EMET questions (system32 programs)

[tvfore]

I have added csrss.exe, smss.exe, wininit.exe and winlogon.exe to the configure apps tab, but they don't show up as running EMET. I added several other apps from the system32 folder and they do show as running EMET. Is there a reason why these particular apps won't show as running emet? I'm using EMET 3.0.

Thanks in advance.

 

[mechBgon]

Maybe they start before EMET does, that's my guess. My systems do the same thing.

Tangentially, have you tried the Always On setting for ASLR in the "Configure System" section? If your system doesn't BSOD during startup, you're home free. To get the Always On option, you have to change a Registry setting:

HKEY_LOCAL_MACHINE > Software > Microsoft > EMET

set the EnableUnsafeSettings to 1 and then restart EMET.

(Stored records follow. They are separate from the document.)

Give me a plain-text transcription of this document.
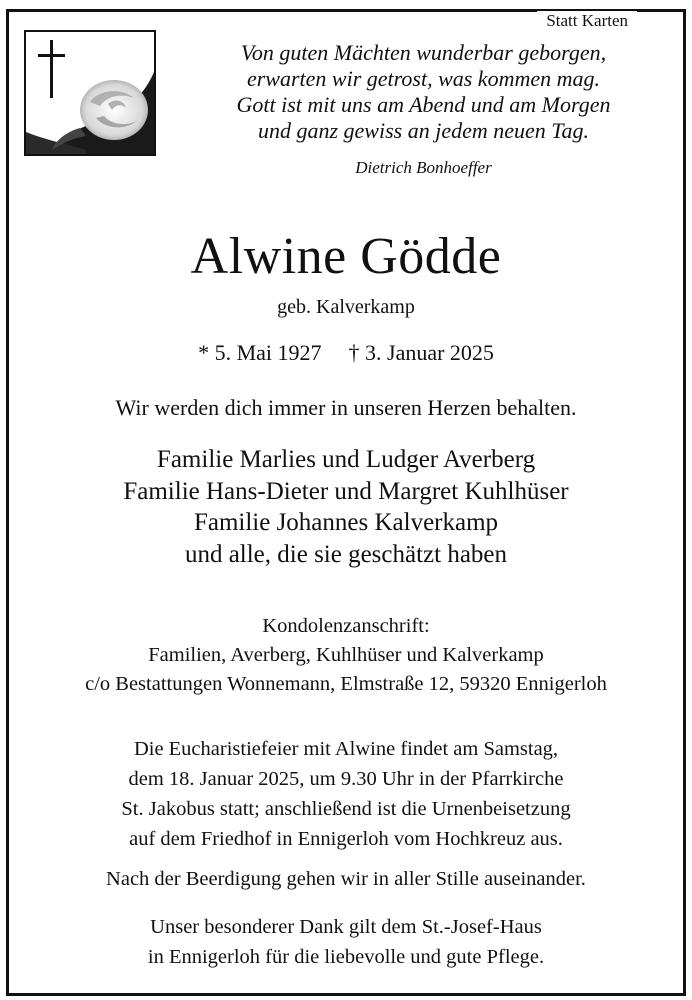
Statt Karten
Von guten Mächten wunderbar geborgen,
erwarten wir getrost, was kommen mag.
Gott ist mit uns am Abend und am Morgen
und ganz gewiss an jedem neuen Tag.
Dietrich Bonhoeffer
Alwine Gödde
geb. Kalverkamp
* 5. Mai 1927 † 3. Januar 2025
Wir werden dich immer in unseren Herzen behalten.
Familie Marlies und Ludger Averberg
Familie Hans-Dieter und Margret Kuhlhüser
Familie Johannes Kalverkamp
und alle, die sie geschätzt haben
Kondolenzanschrift:
Familien, Averberg, Kuhlhüser und Kalverkamp
c/o Bestattungen Wonnemann, Elmstraße 12, 59320 Ennigerloh
Die Eucharistiefeier mit Alwine findet am Samstag,
dem 18. Januar 2025, um 9.30 Uhr in der Pfarrkirche
St. Jakobus statt; anschließend ist die Urnenbeisetzung
auf dem Friedhof in Ennigerloh vom Hochkreuz aus.
Nach der Beerdigung gehen wir in aller Stille auseinander.
Unser besonderer Dank gilt dem St.-Josef-Haus
in Ennigerloh für die liebevolle und gute Pflege.
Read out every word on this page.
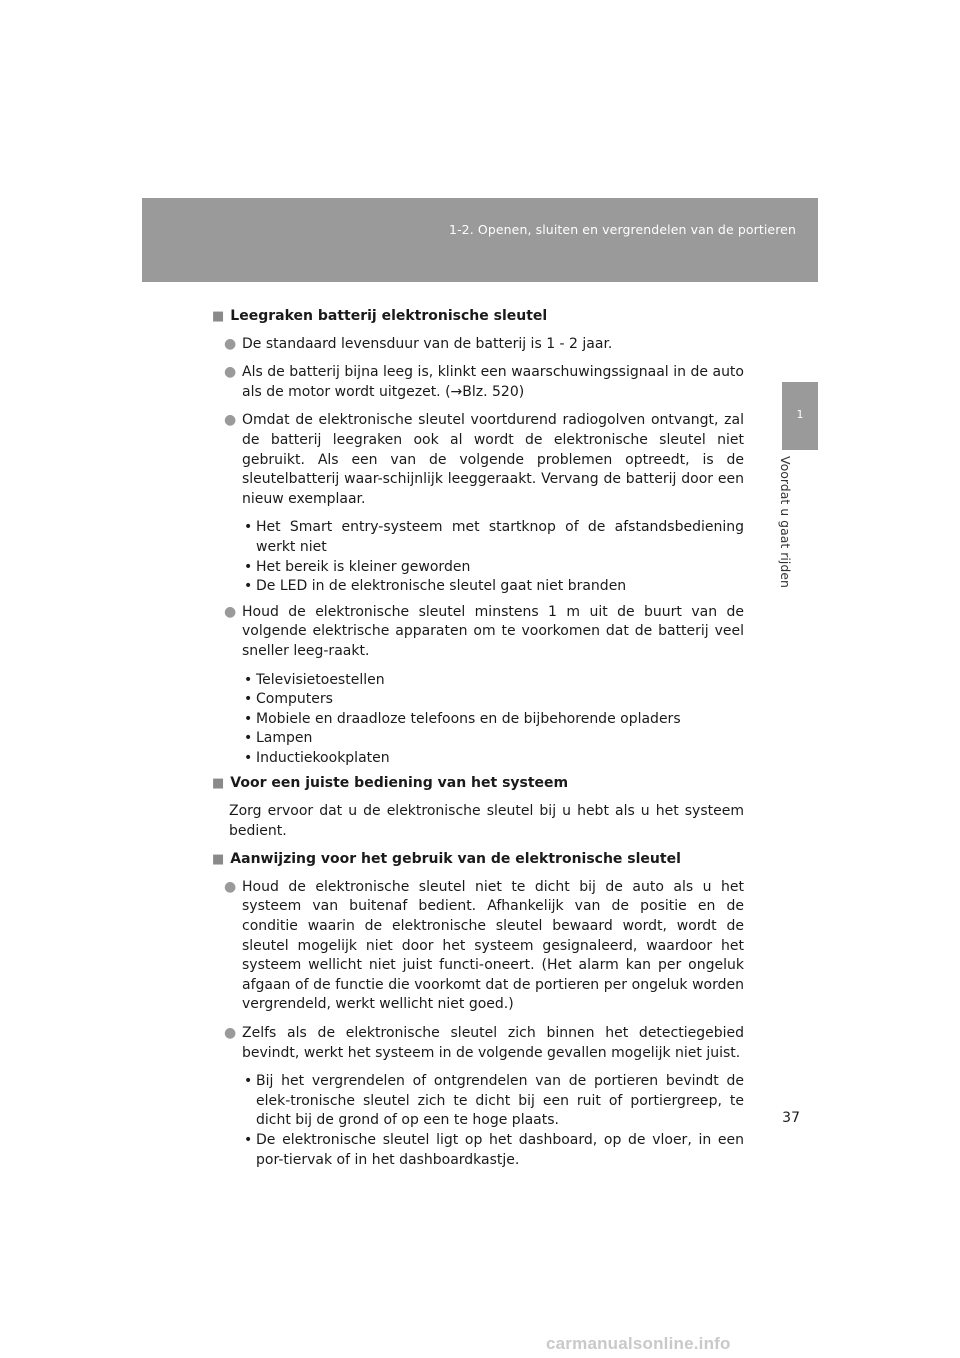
1-2. Openen, sluiten en vergrendelen van de portieren
1
Voordat u gaat rijden
■ Leegraken batterij elektronische sleutel
● De standaard levensduur van de batterij is 1 - 2 jaar.
● Als de batterij bijna leeg is, klinkt een waarschuwingssignaal in de auto als de motor wordt uitgezet. (→Blz. 520)
● Omdat de elektronische sleutel voortdurend radiogolven ontvangt, zal de batterij leegraken ook al wordt de elektronische sleutel niet gebruikt. Als een van de volgende problemen optreedt, is de sleutelbatterij waar-schijnlijk leeggeraakt. Vervang de batterij door een nieuw exemplaar.
• Het Smart entry-systeem met startknop of de afstandsbediening werkt niet
• Het bereik is kleiner geworden
• De LED in de elektronische sleutel gaat niet branden
● Houd de elektronische sleutel minstens 1 m uit de buurt van de volgende elektrische apparaten om te voorkomen dat de batterij veel sneller leeg-raakt.
• Televisietoestellen
• Computers
• Mobiele en draadloze telefoons en de bijbehorende opladers
• Lampen
• Inductiekookplaten
■ Voor een juiste bediening van het systeem
Zorg ervoor dat u de elektronische sleutel bij u hebt als u het systeem bedient.
■ Aanwijzing voor het gebruik van de elektronische sleutel
● Houd de elektronische sleutel niet te dicht bij de auto als u het systeem van buitenaf bedient. Afhankelijk van de positie en de conditie waarin de elektronische sleutel bewaard wordt, wordt de sleutel mogelijk niet door het systeem gesignaleerd, waardoor het systeem wellicht niet juist functi-oneert. (Het alarm kan per ongeluk afgaan of de functie die voorkomt dat de portieren per ongeluk worden vergrendeld, werkt wellicht niet goed.)
● Zelfs als de elektronische sleutel zich binnen het detectiegebied bevindt, werkt het systeem in de volgende gevallen mogelijk niet juist.
• Bij het vergrendelen of ontgrendelen van de portieren bevindt de elek-tronische sleutel zich te dicht bij een ruit of portiergreep, te dicht bij de grond of op een te hoge plaats.
• De elektronische sleutel ligt op het dashboard, op de vloer, in een por-tiervak of in het dashboardkastje.
37
carmanualsonline.info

Before doing this, get the latest video drivers installed, since they're what'll crash if they're not compatible with enforced ASLR. If your system does BSOD on boot-up, start in Safe Mode and change ASLR back to Opt In.

 

[tvfore]

Thanks for replying, mechBgon. It's good to know that it isn't just my system that's not showing these as running EMET.

I haven't tried setting ASLR as always on yet. Will give that a try.